A few more details about Google’s possible analysis of page text is now available thanks to a recently published patent application by Googler Anna Patterson from June 2006. The application details how a search engine like Google might analyze text phrases, date-based topics, and associate a web page with related topics, even if the specific topic does not appear in the document itself. The 22-page document further emphasizes Google’s current work on “shingle” analysis to discover important phrases and concepts. (via Search Engine Land)
Highly ranked websites are more likely to receive in-depth analysis through multiple index passes and phrase associations. Factors such as PageRank, count weights, and type weights might grant a page admission to further analysis and a secondary relevance index based on phrase data.

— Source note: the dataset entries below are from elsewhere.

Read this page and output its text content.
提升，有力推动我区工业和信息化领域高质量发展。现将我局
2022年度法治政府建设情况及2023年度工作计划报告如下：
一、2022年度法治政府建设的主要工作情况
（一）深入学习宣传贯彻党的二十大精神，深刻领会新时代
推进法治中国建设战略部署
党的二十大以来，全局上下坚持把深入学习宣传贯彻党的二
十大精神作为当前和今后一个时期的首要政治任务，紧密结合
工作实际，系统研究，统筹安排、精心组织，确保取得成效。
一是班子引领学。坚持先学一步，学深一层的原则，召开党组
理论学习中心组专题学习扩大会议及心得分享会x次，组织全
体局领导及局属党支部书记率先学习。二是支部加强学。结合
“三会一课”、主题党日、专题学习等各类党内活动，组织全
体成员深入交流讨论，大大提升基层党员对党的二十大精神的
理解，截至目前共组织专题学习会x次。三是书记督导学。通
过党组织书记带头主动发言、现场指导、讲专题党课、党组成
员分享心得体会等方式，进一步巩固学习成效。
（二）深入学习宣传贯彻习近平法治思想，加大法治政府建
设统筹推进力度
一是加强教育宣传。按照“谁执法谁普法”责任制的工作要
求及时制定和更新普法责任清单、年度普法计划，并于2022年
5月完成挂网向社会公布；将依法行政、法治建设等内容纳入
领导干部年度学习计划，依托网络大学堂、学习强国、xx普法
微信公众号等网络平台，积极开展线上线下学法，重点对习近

The phrase indexer passes over a document to determine key phrases and contextual themes throughout. If your web page contains references to a specific date the indexer might limit its vocabulary to a surrounding date range, but otherwise the index date and similar web pages are used to build a vocabulary of common and rare phrases with good and bad descriptions and extensions of these phrase concepts. A website publisher might influence key phrases on a page using grammatical or markup formatting such as bold, underline, anchor text, or quotation marks.
Once key phrases are identified it is possible to identify related terms and phrases within the same document. If you use the phrase “President Bill Clinton” and later reference “President Clinton,” “Mr. Clinton,” or even just the word Clinton, there are statistical correlations between the occurrence of each phrase referencing the same topic or person. If the phrase “Monica Lewinsky” is mentioned there is a 99.999% chance the document references Bill Clinton in some way, based on the total number of documents and Lewinsky references currently on the web. Probabilities increase if “Monica Lewinsky” appears in a document published or referencing the time period of 1995 through 1998.
A web page’s rank for a given phrase degrades over time as Google prefers to deliver the most recently relevant information for any given query. There are some exceptions mentioned, such as a historical site consistently referenced from pages containing date references, which will help boost the ranking of an older resource.
These phrase analysis techniques can be used to identify spam. The indexer will look at the occurrence of a phrase or theme compared against an expected set of good and possible matches. If the page or subsection of a page appears to be too heavily weighted toward a specific subject, well beyond the commonly observed usage, the page is flagged as a highly probable spam source.
Citation-based ranking and analysis is the most commonly mentioned search function but PageRank is just one of many factors influencing search results beyond the original Google concepts from 10 years ago.
As search indexes grow by the billions web publishers are increasingly exposed to multiple tiers of analysis through multiple proving rounds. Once a new site graduates from the sandbox it will need to find its way into secondary index analysis, enhanced image search, and much much more. It’s pretty cool stuff if you’re a search geek, but the millions of regular users will simply watch the gears of distributed search engine backends crank around the world, returning 10 results of greatest interest.